Her grandmother’s warning played through my mind. We would rue every cruelty. This definitely counted as cruelty.

Acid churned in my gut as I moved behind her and searched her back for uninjured flesh.

I didn’t find any. Her skin was a bloody mess. The ends of her blonde hair looked as if they’d been dyed crimson. Her legs shook with the effort to remain standing.

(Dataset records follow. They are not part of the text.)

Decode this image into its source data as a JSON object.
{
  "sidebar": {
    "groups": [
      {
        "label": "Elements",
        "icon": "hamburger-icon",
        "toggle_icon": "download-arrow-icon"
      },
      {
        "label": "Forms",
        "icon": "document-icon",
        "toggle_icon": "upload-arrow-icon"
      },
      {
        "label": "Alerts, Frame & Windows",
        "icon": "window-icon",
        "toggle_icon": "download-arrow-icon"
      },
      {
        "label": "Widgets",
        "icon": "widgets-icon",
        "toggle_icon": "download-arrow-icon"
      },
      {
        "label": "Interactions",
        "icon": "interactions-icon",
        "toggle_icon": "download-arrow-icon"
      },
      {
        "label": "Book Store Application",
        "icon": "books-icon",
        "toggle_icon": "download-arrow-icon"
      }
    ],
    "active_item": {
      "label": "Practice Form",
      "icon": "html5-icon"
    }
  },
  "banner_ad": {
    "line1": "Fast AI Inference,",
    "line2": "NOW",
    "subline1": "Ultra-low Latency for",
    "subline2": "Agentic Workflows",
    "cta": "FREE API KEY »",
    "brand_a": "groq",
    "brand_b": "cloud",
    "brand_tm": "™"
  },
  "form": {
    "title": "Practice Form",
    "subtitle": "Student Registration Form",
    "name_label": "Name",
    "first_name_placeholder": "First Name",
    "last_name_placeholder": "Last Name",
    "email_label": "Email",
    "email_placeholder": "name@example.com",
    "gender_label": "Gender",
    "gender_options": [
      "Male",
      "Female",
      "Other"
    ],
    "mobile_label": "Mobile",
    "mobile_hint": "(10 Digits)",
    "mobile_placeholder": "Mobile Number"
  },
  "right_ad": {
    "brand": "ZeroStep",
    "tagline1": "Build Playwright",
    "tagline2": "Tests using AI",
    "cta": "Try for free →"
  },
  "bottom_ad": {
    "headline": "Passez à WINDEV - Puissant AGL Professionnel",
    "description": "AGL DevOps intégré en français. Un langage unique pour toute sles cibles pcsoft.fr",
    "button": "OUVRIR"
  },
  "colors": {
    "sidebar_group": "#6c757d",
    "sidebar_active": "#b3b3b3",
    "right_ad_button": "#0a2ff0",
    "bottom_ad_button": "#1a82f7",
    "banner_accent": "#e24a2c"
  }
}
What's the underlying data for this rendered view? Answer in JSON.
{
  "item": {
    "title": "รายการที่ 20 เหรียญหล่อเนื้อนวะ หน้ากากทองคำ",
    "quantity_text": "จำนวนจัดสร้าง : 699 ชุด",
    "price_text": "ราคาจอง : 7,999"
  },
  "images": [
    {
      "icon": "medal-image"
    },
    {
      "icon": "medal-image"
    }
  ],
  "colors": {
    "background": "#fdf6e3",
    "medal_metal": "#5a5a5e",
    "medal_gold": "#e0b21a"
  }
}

This needed to stop. I longed to rip the whip from Drake’s hand. But if I intervened, that bastard Carron would wring every ounce of agony from her body before ending her life. I’d seen him break girls, acting as if it hurt him to hurt them, as if their punishment was an unpleasant duty. Even as his eyes gleamed with sick pleasure. Drake cracked the whip, and my stomach flipped as fresh blood speckled the gymnasium’s floor.

She remained silent.

“Breathe. Be strong.” Teal’s voice was gentle, almost encouraging.

The shield turned her head until she could see Teal, then she lifted her proud chin and sneered at him.

That tiny bit of defiance hurt me as much as the whip hurt her. Defiance meant death. And this woman didn’t deserve to die.

My hand found my dagger’s hilt, fingers tracingthe familiar grooves. The repetitive motion that had calmed me through countless nightmares did nothing now.

Drake’s next lash fell across already ruined skin.

She flinched in pain.

I could no longer see her face, but I’d bet anything that fresh tears wet her cheeks.

“You’ll survive this,” Teal promised.

Would she? Four days in the pit with a destroyed back and no medical care? I had my doubts.

This was wrong. The next lash fell lower, near her perfect ass, and she gasped. Perfect? When had I started thinking of any part of her as perfect? I forced the thought away, but it lingered like smoke from one of Flynn’s fires.

Before she could even catch her breath, Drake cracked the whip again.